Verso la fine del XIX secolo, un intellettuale russo, il conte A. A. Bobrinskoj, stava esaminando i tumuli funerari vicino a Smela in Ucraina, quando compì una scoperta sorprendente. Le tombe che riportò alla luce contenevano una gran varietà di armi, ma Bobrinskoj, uno dei primi archeologi a interessarsi seriamente ai reperti ossei, si rese conto che gran parte delle tombe in questione appartenevano in verità a delle donne. La prima di tali tombe «amazzoni», come le chiamò l’esperto, risale al quarto secolo a.C., ed è tipica del gruppo. In una fossa, coperti da una struttura di legno e da un cumulo di terra (kurgan), vi erano due scheletri.
Il primo, evidentemente l’individuo più importante, era di sesso femminile ed era orientato accuratamente in direzione est–ovest, mentre, orizzontale, ai suoi piedi, vi era un secondo scheletro, probabilmente maschile. Gli oggetti di valore erano ammassati per la quasi totalità attorno alla parte superiore dello scheletro femminile, che indossava grandi orecchini d’argento, una collana di perle di osso e di vetro, e un braccialetto di bronzo.
Attorno a esso erano disposti utensili domestici, inclusi ceramiche, uno specchio di bronzo, un fuso d’argilla, offerte di cibo, e alcuni coltelli da tavola. Oltre a ciò vi erano: due enormi punte di lancia fatte di ferro, una della lunghezza di quasi sessanta centimetri, pietre (forse da fionda), i resti di una faretra di legno e di pelle (un astuccio atto a contenere frecce per archi), vivacemente decorata, contenente due pugnali di ferro e quarantasette punte di freccia di bronzo.
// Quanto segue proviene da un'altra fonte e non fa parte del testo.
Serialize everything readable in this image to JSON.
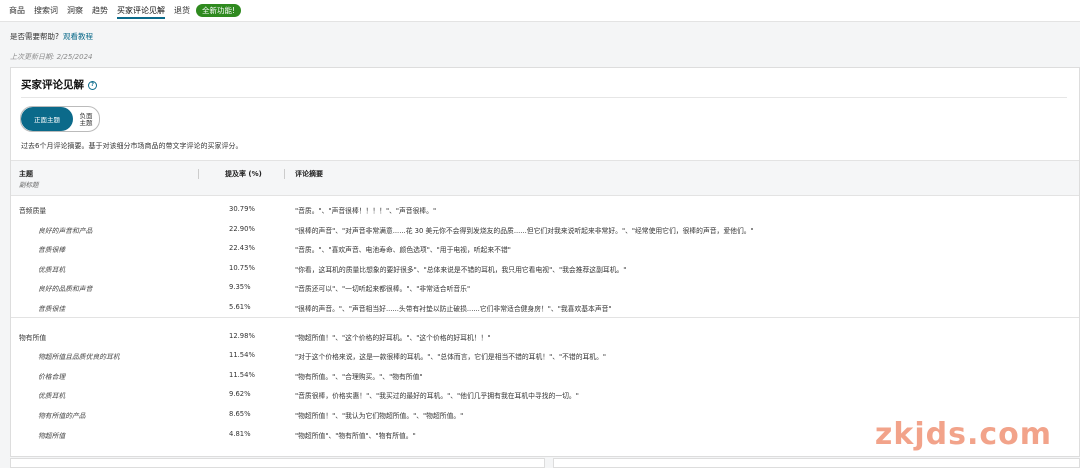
{
  "tabs": [
    {
      "label": "商品"
    },
    {
      "label": "搜索词"
    },
    {
      "label": "洞察"
    },
    {
      "label": "趋势"
    },
    {
      "label": "买家评论见解",
      "active": true
    },
    {
      "label": "退货"
    }
  ],
  "new_badge": "全新功能!",
  "help": {
    "question": "是否需要帮助?",
    "link": "观看教程"
  },
  "updated": "上次更新日期: 2/25/2024",
  "card": {
    "title": "买家评论见解",
    "toggle": {
      "positive": "正面主题",
      "negative": "负面\n主题"
    },
    "description": "过去6个月评论摘要。基于对该细分市场商品的带文字评论的买家评分。",
    "columns": {
      "topic": "主题",
      "subtopic": "副标题",
      "rate": "提及率 (%)",
      "summary": "评论摘要"
    },
    "groups": [
      {
        "topic": "音频质量",
        "rate": "30.79%",
        "summary": "\"音质。\"、\"声音很棒！！！！\"、\"声音很棒。\"",
        "subs": [
          {
            "name": "良好的声音和产品",
            "rate": "22.90%",
            "summary": "\"很棒的声音\"、\"对声音非常满意......花 30 美元你不会得到发烧友的品质......但它们对我来说听起来非常好。\"、\"经常使用它们，很棒的声音，爱他们。\""
          },
          {
            "name": "音质很棒",
            "rate": "22.43%",
            "summary": "\"音质。\"、\"喜欢声音、电池寿命、颜色选项\"、\"用于电视，听起来不错\""
          },
          {
            "name": "优质耳机",
            "rate": "10.75%",
            "summary": "\"你看，这耳机的质量比想象的要好很多\"、\"总体来说是不错的耳机，我只用它看电视\"、\"我会推荐这副耳机。\""
          },
          {
            "name": "良好的品质和声音",
            "rate": "9.35%",
            "summary": "\"音质还可以\"、\"一切听起来都很棒。\"、\"非常适合听音乐\""
          },
          {
            "name": "音质很佳",
            "rate": "5.61%",
            "summary": "\"很棒的声音。\"、\"声音相当好......头带有衬垫以防止破损......它们非常适合健身房！\"、\"我喜欢基本声音\""
          }
        ]
      },
      {
        "topic": "物有所值",
        "rate": "12.98%",
        "summary": "\"物超所值！\"、\"这个价格的好耳机。\"、\"这个价格的好耳机！！\"",
        "subs": [
          {
            "name": "物超所值且品质优良的耳机",
            "rate": "11.54%",
            "summary": "\"对于这个价格来说，这是一款很棒的耳机。\"、\"总体而言，它们是相当不错的耳机！\"、\"不错的耳机。\""
          },
          {
            "name": "价格合理",
            "rate": "11.54%",
            "summary": "\"物有所值。\"、\"合理购买。\"、\"物有所值\""
          },
          {
            "name": "优质耳机",
            "rate": "9.62%",
            "summary": "\"音质很棒，价格实惠！\"、\"我买过的最好的耳机。\"、\"他们几乎拥有我在耳机中寻找的一切。\""
          },
          {
            "name": "物有所值的产品",
            "rate": "8.65%",
            "summary": "\"物超所值！\"、\"我认为它们物超所值。\"、\"物超所值。\""
          },
          {
            "name": "物超所值",
            "rate": "4.81%",
            "summary": "\"物超所值\"、\"物有所值\"、\"物有所值。\""
          }
        ]
      }
    ]
  },
  "watermark": "zkjds.com",
  "colors": {
    "accent": "#0b6a8a",
    "badge": "#2f8a1f",
    "watermark": "#f2a38a"
  }
}
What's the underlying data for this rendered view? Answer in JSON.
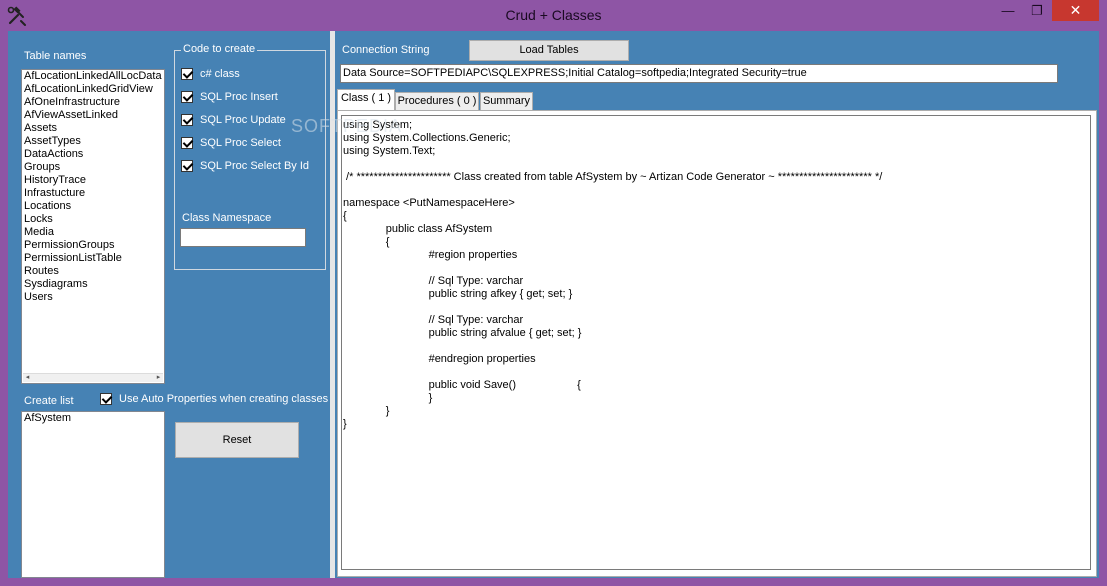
{
  "window": {
    "title": "Crud + Classes",
    "minimize_glyph": "—",
    "maximize_glyph": "❐",
    "close_glyph": "✕",
    "app_icon": "tools-icon"
  },
  "left": {
    "table_names_label": "Table names",
    "table_names": [
      "AfLocationLinkedAllLocData",
      "AfLocationLinkedGridView",
      "AfOneInfrastructure",
      "AfViewAssetLinked",
      "Assets",
      "AssetTypes",
      "DataActions",
      "Groups",
      "HistoryTrace",
      "Infrastucture",
      "Locations",
      "Locks",
      "Media",
      "PermissionGroups",
      "PermissionListTable",
      "Routes",
      "Sysdiagrams",
      "Users"
    ],
    "create_list_label": "Create list",
    "create_list": [
      "AfSystem"
    ],
    "auto_properties_label": "Use Auto Properties when creating classes",
    "auto_properties_checked": true,
    "reset_label": "Reset"
  },
  "code_to_create": {
    "legend": "Code to create",
    "options": [
      {
        "label": "c# class",
        "checked": true
      },
      {
        "label": "SQL Proc Insert",
        "checked": true
      },
      {
        "label": "SQL Proc Update",
        "checked": true
      },
      {
        "label": "SQL Proc Select",
        "checked": true
      },
      {
        "label": "SQL Proc Select By Id",
        "checked": true
      }
    ],
    "namespace_label": "Class Namespace",
    "namespace_value": ""
  },
  "right": {
    "connection_label": "Connection String",
    "load_tables_label": "Load Tables",
    "connection_value": "Data Source=SOFTPEDIAPC\\SQLEXPRESS;Initial Catalog=softpedia;Integrated Security=true",
    "tabs": [
      {
        "label": "Class ( 1 )",
        "active": true
      },
      {
        "label": "Procedures ( 0 )",
        "active": false
      },
      {
        "label": "Summary",
        "active": false
      }
    ],
    "code_lines": [
      "using System;",
      "using System.Collections.Generic;",
      "using System.Text;",
      "",
      " /* ********************** Class created from table AfSystem by ~ Artizan Code Generator ~ ********************** */",
      "",
      "namespace <PutNamespaceHere>",
      "{",
      "              public class AfSystem",
      "              {",
      "                            #region properties",
      "",
      "                            // Sql Type: varchar",
      "                            public string afkey { get; set; }",
      "",
      "                            // Sql Type: varchar",
      "                            public string afvalue { get; set; }",
      "",
      "                            #endregion properties",
      "",
      "                            public void Save()                    {",
      "                            }",
      "              }",
      "}"
    ]
  },
  "watermark": "SOFTPEDIA"
}
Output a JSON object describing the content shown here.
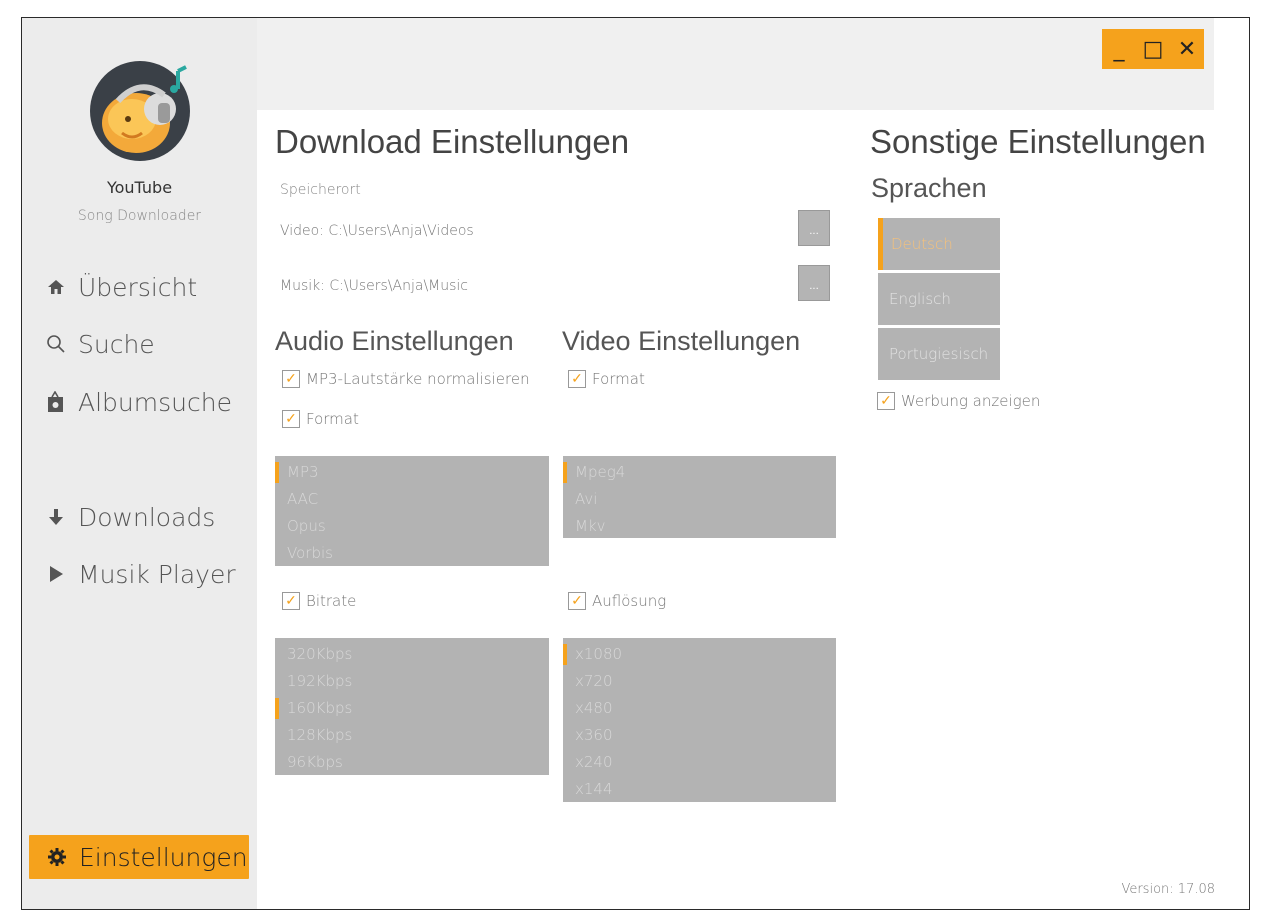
{
  "app": {
    "name": "YouTube",
    "subtitle": "Song Downloader",
    "version": "Version: 17.08"
  },
  "window_controls": {
    "minimize": "_",
    "maximize": "□",
    "close": "✕"
  },
  "nav": {
    "overview": "Übersicht",
    "search": "Suche",
    "album_search": "Albumsuche",
    "downloads": "Downloads",
    "music_player": "Musik Player",
    "settings": "Einstellungen"
  },
  "download_settings": {
    "title": "Download Einstellungen",
    "location_label": "Speicherort",
    "video_path": "Video: C:\\Users\\Anja\\Videos",
    "music_path": "Musik: C:\\Users\\Anja\\Music",
    "browse_label": "..."
  },
  "audio_settings": {
    "title": "Audio Einstellungen",
    "normalize_label": "MP3-Lautstärke normalisieren",
    "format_label": "Format",
    "formats": [
      "MP3",
      "AAC",
      "Opus",
      "Vorbis"
    ],
    "bitrate_label": "Bitrate",
    "bitrates": [
      "320Kbps",
      "192Kbps",
      "160Kbps",
      "128Kbps",
      "96Kbps"
    ]
  },
  "video_settings": {
    "title": "Video Einstellungen",
    "format_label": "Format",
    "formats": [
      "Mpeg4",
      "Avi",
      "Mkv"
    ],
    "resolution_label": "Auflösung",
    "resolutions": [
      "x1080",
      "x720",
      "x480",
      "x360",
      "x240",
      "x144"
    ]
  },
  "other_settings": {
    "title": "Sonstige Einstellungen",
    "languages_title": "Sprachen",
    "languages": [
      "Deutsch",
      "Englisch",
      "Portugiesisch"
    ],
    "ads_label": "Werbung anzeigen"
  },
  "colors": {
    "accent": "#f5a21c",
    "list_bg": "#b3b3b3",
    "sidebar_bg": "#ececec"
  },
  "icons": {
    "overview": "home-icon",
    "search": "search-icon",
    "album_search": "album-icon",
    "downloads": "arrow-down-icon",
    "music_player": "play-icon",
    "settings": "gear-icon"
  }
}
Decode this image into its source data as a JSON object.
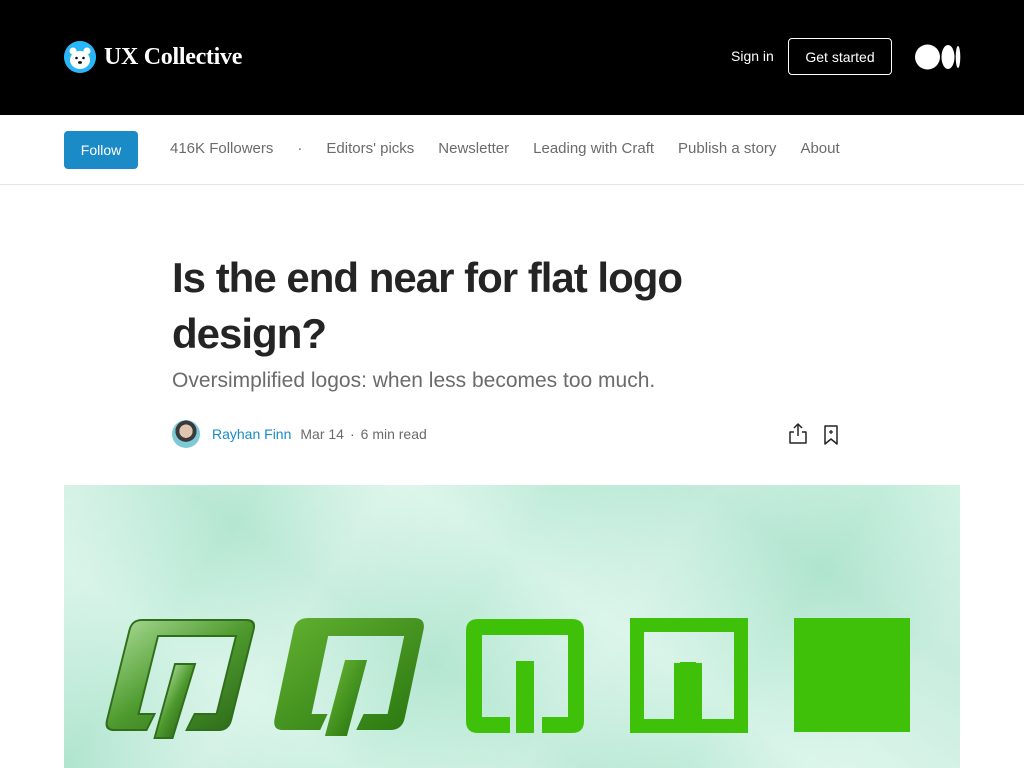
{
  "header": {
    "brand_name": "UX Collective",
    "signin_label": "Sign in",
    "get_started_label": "Get started"
  },
  "pubnav": {
    "follow_label": "Follow",
    "followers": "416K Followers",
    "separator": "·",
    "links": [
      "Editors' picks",
      "Newsletter",
      "Leading with Craft",
      "Publish a story",
      "About"
    ]
  },
  "article": {
    "title": "Is the end near for flat logo design?",
    "subtitle": "Oversimplified logos: when less becomes too much.",
    "author": "Rayhan Finn",
    "date": "Mar 14",
    "dot": "·",
    "read_time": "6 min read"
  },
  "icons": {
    "brand_logo": "polar-bear-logo-icon",
    "medium_logo": "medium-logo-icon",
    "share": "share-icon",
    "bookmark": "bookmark-icon"
  },
  "colors": {
    "topbar_bg": "#000000",
    "accent": "#1a8bc7",
    "hero_bg": "#c2eedb",
    "logo_green": "#3fc10a"
  }
}
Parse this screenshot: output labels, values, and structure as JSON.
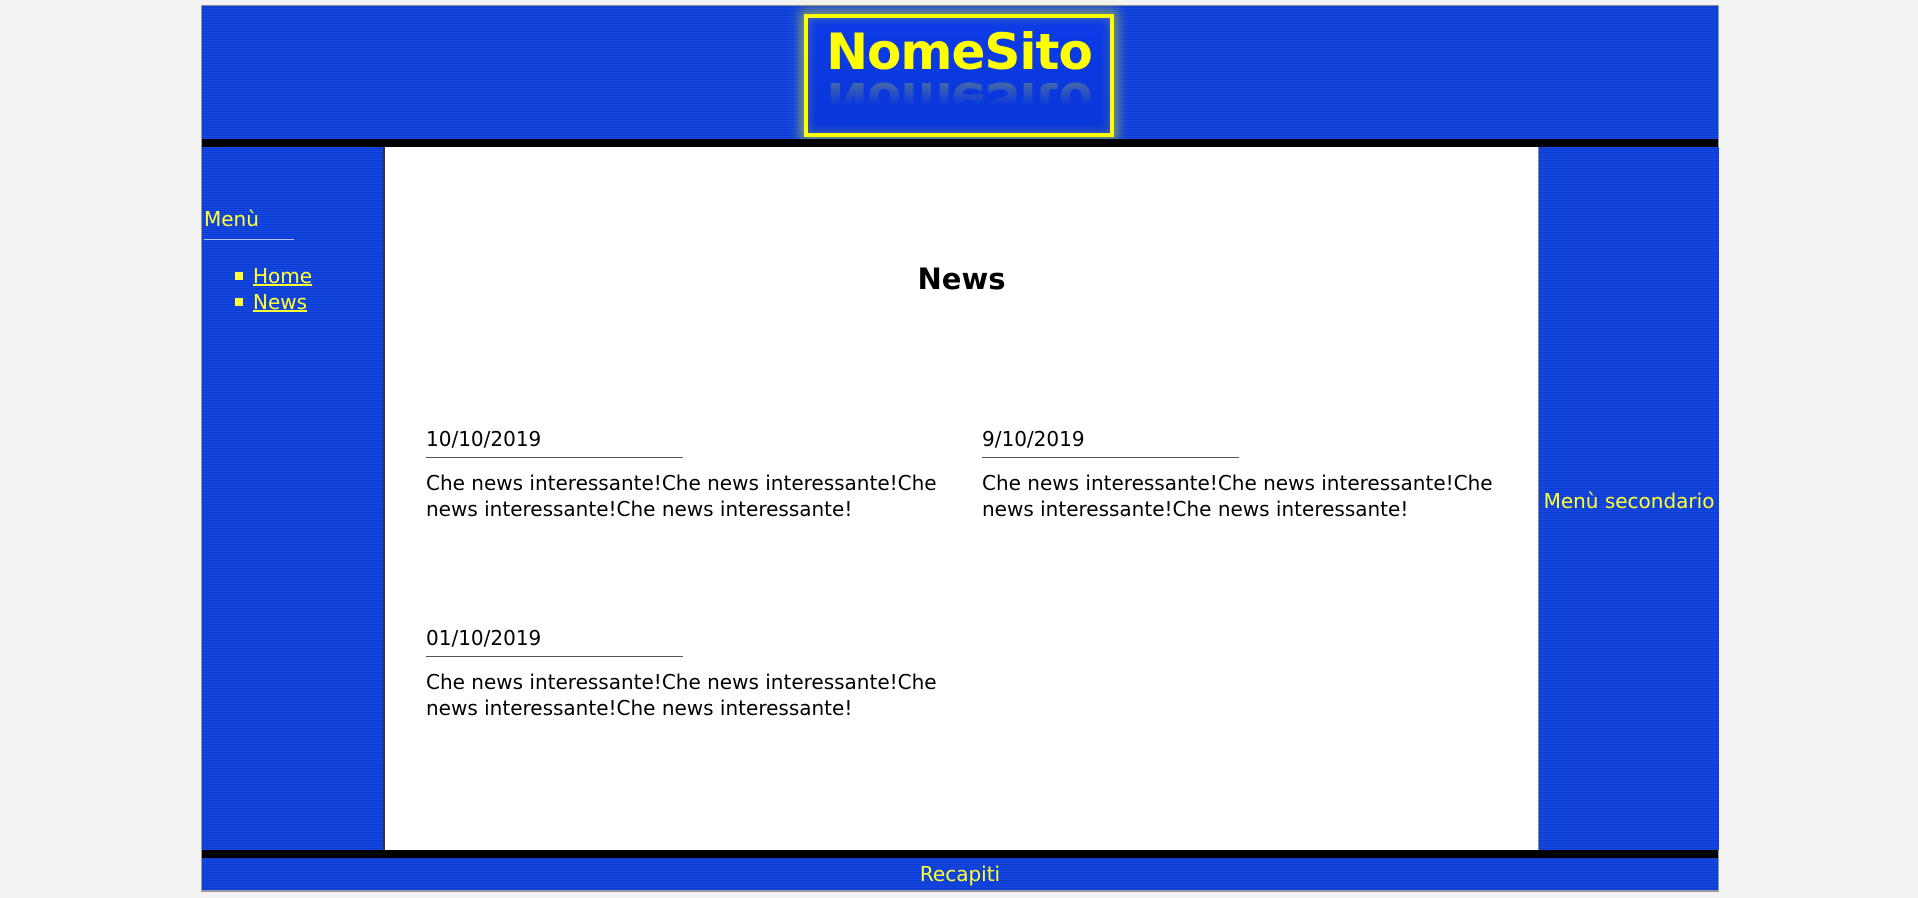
{
  "header": {
    "logo_text": "NomeSito"
  },
  "left_menu": {
    "title": "Menù",
    "items": [
      {
        "label": "Home"
      },
      {
        "label": "News"
      }
    ]
  },
  "main": {
    "title": "News",
    "news": [
      {
        "date": "10/10/2019",
        "text": "Che news interessante!Che news interessante!Che news interessante!Che news interessante!"
      },
      {
        "date": "9/10/2019",
        "text": "Che news interessante!Che news interessante!Che news interessante!Che news interessante!"
      },
      {
        "date": "01/10/2019",
        "text": "Che news interessante!Che news interessante!Che news interessante!Che news interessante!"
      }
    ]
  },
  "right_menu": {
    "label": "Menù secondario"
  },
  "footer": {
    "label": "Recapiti"
  },
  "colors": {
    "background_blue": "#0a3fe0",
    "accent_yellow": "#ffff33",
    "page_background": "#f3f3f3"
  }
}
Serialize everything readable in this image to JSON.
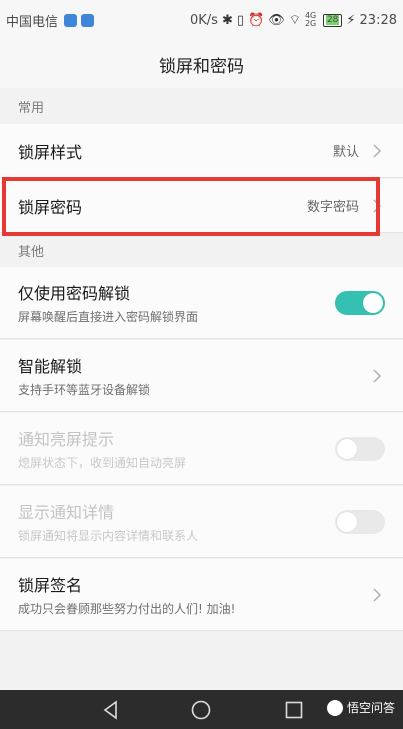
{
  "status_bar": {
    "carrier": "中国电信",
    "speed": "0K/s",
    "network": "4G 2G",
    "battery": "28",
    "time": "23:28"
  },
  "app_bar": {
    "title": "锁屏和密码"
  },
  "sections": {
    "common": "常用",
    "other": "其他"
  },
  "rows": {
    "lock_style": {
      "title": "锁屏样式",
      "value": "默认"
    },
    "lock_password": {
      "title": "锁屏密码",
      "value": "数字密码"
    },
    "password_unlock_only": {
      "title": "仅使用密码解锁",
      "sub": "屏幕唤醒后直接进入密码解锁界面",
      "enabled": true
    },
    "smart_unlock": {
      "title": "智能解锁",
      "sub": "支持手环等蓝牙设备解锁"
    },
    "notification_wake": {
      "title": "通知亮屏提示",
      "sub": "熄屏状态下，收到通知自动亮屏",
      "enabled": false
    },
    "show_notification_details": {
      "title": "显示通知详情",
      "sub": "锁屏通知将显示内容详情和联系人",
      "enabled": false
    },
    "lock_signature": {
      "title": "锁屏签名",
      "sub": "成功只会眷顾那些努力付出的人们! 加油!"
    }
  },
  "watermark": {
    "text": "悟空问答"
  },
  "colors": {
    "accent": "#35c1b2",
    "highlight": "#e53935"
  }
}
Intorno ai piedi della donna non vi era invece nessun arma. Dai tempi di Bobrinskoj, gli archeologi russi e ucraini hanno scoperto decine di altre tombe amazzoni. Quasi sorprendente quanto i loro contenuti è la disposizione geografica dei sepolcri: dall’Ucraina meridionale, attraverso le steppe della Russia meridionale fino a Pokrovka, in prossimità del confine col Kazakistan, a milleseicento chilometri di distanza.
A Pokrovka, Jeannine Davis–Kimball, l’archeologa americana scoprì alla fine del XX secolo, grazie alle sue numerose ricerche sul territorio Eurasiatico prove materiali dell'esistenza di donne a lungo favoleggiate e vissute durante l'Età del Bronzo. Le loro tracce, disseminate da un capo all'altro le vie della seta, dal nord del Mar Nero al bacino del Tarim, da Pazyryk allo Xinjiang, rivelano i legami poco conosciuti tra i nomadi dell'Eurasia e le civiltà dell'Europa Antica, in particolare quelle greco–romane, celtiche e vichinghe. Negli scavi effettuati nel 1992 con i colleghi russi scoprendo più di cinquanta (kurgan) o tumuli funerari, datati dal 600 a.C., fino al secondo secolo d.C., ogni Kurgan conteneva originariamente una sola tomba, ma era stato usato ripetutamente nei secoli, forse dalla stessa famiglia, arrivando a contenere addirittura venticinque corpi.